Die spanische Gitarre
Durch ihren Ursprung wird die Konzertgitarre synonym als spanische Gitarre bezeichnet.
Dreh- und Angelpunkt der herkömmlichen Bauweise und Expansion ist Spanien, nachdem die “Kitharas” aus Griechenland dort heimisch wurden.
Ab diesem Zeitpunkt begründeten spanische Gitarrenbauer ihren Werdegang und Antonio Torres (1817-1892) setzte mit dem gleichnamigen Spiel- und Zupfinstrument einen Meilenstein in der Entwicklung. Sie blieb bis heute das Basismodell aller Konzertgitarren. Der akustischen (traditionell unverstärkten) Gitarre mit der Herkunft um 1860 – 1865 zuzuordnen, vereint sie die Konzertgitarre mit der klassischen Gitarre, neben dem Ausläufer der Steelstrings (Stahlseiten) und Westerngitarre, zu einer Untergruppe. Die Tonerzeugung und Klangverstärkung erfolgt rein mechanisch.
Durch traditionelle Familienbetriebe und überlieferte Erkenntnisse stammen viele weltweit importierte Spitzeninstrumente heute noch aus dieser Region.
Die Qualität des Klangvolumens ist maßgeblich von der Reihenfolge und Art des Zusammenbaues und des verwendeten Ausgangmaterials abhängig.
Der Klangkörper aus Vollholz besteht entweder aus heller Fichte, die einen sanften, weichen Klang erzeugt oder der kanadischen dunklen Zeder, die perlige, härtere Töne hervorbringt.
Von vielen als stilvoller Aufputz wahrgenommen wird die Funktion der Randeinlagen zur Veredelung der Tonqualität verkannt.
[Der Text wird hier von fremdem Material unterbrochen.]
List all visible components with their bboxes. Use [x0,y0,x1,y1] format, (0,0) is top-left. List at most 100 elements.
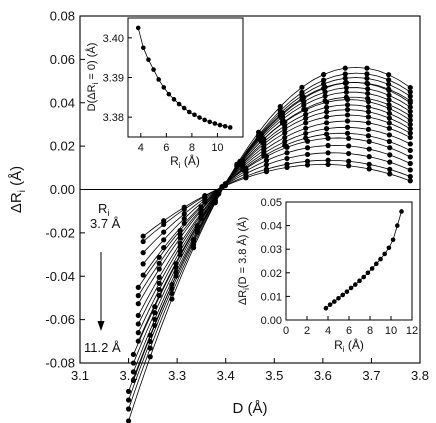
main-series-group [125,65,413,423]
ri-annotation: Ri [98,201,109,218]
inset-top-point [217,122,223,128]
series-point [135,293,141,299]
inset-bottom-point [382,251,388,257]
series-point [365,109,372,115]
series-Ri-11.2 [125,65,413,423]
series-point [342,71,348,77]
series-point [284,155,290,162]
series-Ri-3.8 [140,157,413,245]
series-point [386,132,392,138]
series-point [161,245,167,251]
series-point [323,120,330,126]
main-y-ticks: -0.08 -0.06 -0.04 -0.02 0.00 0.02 0.04 0.06 0.08 [45,9,85,371]
inset-top-point [212,121,218,126]
inset-top-y-tick-label: 3.39 [103,73,124,85]
inset-top-y-label-unit: = 0) (Å) [85,43,98,83]
inset-bottom-x-tick-label: 2 [304,325,310,337]
series-line [137,114,411,316]
series-point [364,65,370,71]
inset-bottom-frame [285,201,413,321]
series-point [365,133,372,139]
inset-bottom-x-tick-label: 8 [367,325,373,337]
series-point [156,254,162,260]
series-point [263,157,270,164]
series-line [137,132,411,288]
series-point [344,118,351,124]
series-point [284,150,290,156]
series-point [181,215,187,222]
series-point [342,80,348,86]
inset-top-point [156,77,161,82]
inset-bottom-point [395,223,400,228]
series-point [125,418,132,423]
inset-top-x-label-main: R [170,154,179,168]
series-point [156,274,162,280]
series-point [366,138,372,145]
main-chart: 3.1 3.2 3.3 3.4 3.5 3.6 3.7 3.8 -0.08 -0.06 -0.04… [8,9,429,423]
series-point [343,94,349,100]
inset-bottom-x-tick-label: 10 [385,325,397,337]
series-line [142,159,411,242]
series-point [386,105,392,112]
series-point [366,154,372,160]
series-point [344,112,351,118]
inset-bottom-point [332,299,337,304]
inset-bottom-point [399,209,404,214]
series-point [387,145,393,151]
main-y-tick-label: -0.02 [45,225,75,240]
inset-bottom-point [336,295,341,301]
series-point [125,397,132,403]
inset-top-point [171,97,177,102]
series-point [147,338,153,345]
inset-bottom-y-tick-label: 0.02 [261,268,282,280]
inset-top-y-tick-label: 3.40 [103,33,124,45]
series-line [137,109,411,325]
series-point [156,280,162,286]
series-point [130,360,137,366]
series-point [299,84,305,90]
inset-top-y-label-sub: i [91,82,100,84]
series-point [407,113,413,119]
series-line [133,96,411,355]
series-point [147,354,153,360]
series-point [140,233,146,239]
series-line [142,164,411,237]
series-point [177,235,183,241]
inset-top-y-label-main: D(ΔR [86,84,98,111]
series-line [133,91,411,364]
series-point [365,86,371,92]
series-point [346,135,352,141]
inset-bottom-x-label-main: R [334,338,343,352]
series-point [407,84,413,91]
inset-bottom-x-ticks: 0 2 4 6 8 10 12 [283,316,418,337]
series-point [282,134,288,141]
series-line [128,82,411,392]
inset-bottom-point [361,274,367,280]
inset-top-point [187,109,192,115]
series-point [325,161,331,168]
inset-top-point [202,117,207,123]
inset-bottom-y-label-sub: i [242,288,251,290]
main-x-tick-label: 3.7 [362,368,380,383]
series-point [161,229,167,235]
series-point [303,115,309,121]
series-point [386,72,392,78]
series-point [177,227,183,234]
series-point [147,332,153,338]
ri-annotation-sub: i [107,208,109,218]
series-point [366,146,372,152]
series-point [344,102,351,108]
series-Ri-5.8 [135,124,413,299]
series-point [299,96,305,103]
inset-bottom-point [323,305,329,311]
inset-top-point [192,112,197,118]
series-point [407,89,413,95]
series-point [386,92,392,98]
series-point [344,124,351,130]
series-point [135,284,141,290]
series-point [156,260,162,266]
inset-bottom-chart: 0 2 4 6 8 10 12 0.00 0.01 0.02 0.03 0.04 0.05 Ri (Å… [236,197,418,354]
series-point [181,211,187,217]
series-point [140,272,146,278]
ri-annotation-main: R [98,201,107,216]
Durch ihren exakten Einbau an Decke und Boden bewirken sie ein spannungsfreies Schwingen.
Die spanische Gitarre unterscheidet sich in ihrer Herstellung von anderen Konzertgitarren.
Das Verbindungsteil zwischen Hals und Korpus (Halsfuß) bildet den Ausgangspunkt. Nach der vollständigen Modellierung des Halses werden die Zargen (Seitenwände) in eingekerbte Schlitze eingearbeitet. Die Verbindung ist somit von Anfang an gewährleistet. Bei der deutschen Verarbeitung und der Western Gitarre werden Hals und Korpus getrennt gefertigt. Um die nötige Materialsynthese zu erreichen, verbinden sie sich mit Leim, Dübel und Schrauben oder der traditionellen Schwalbenschwanzverbindung. Der größere Zeitaufwand der spanischen Konstruktionsart wird durch genauere Tonübertragung entlohnt.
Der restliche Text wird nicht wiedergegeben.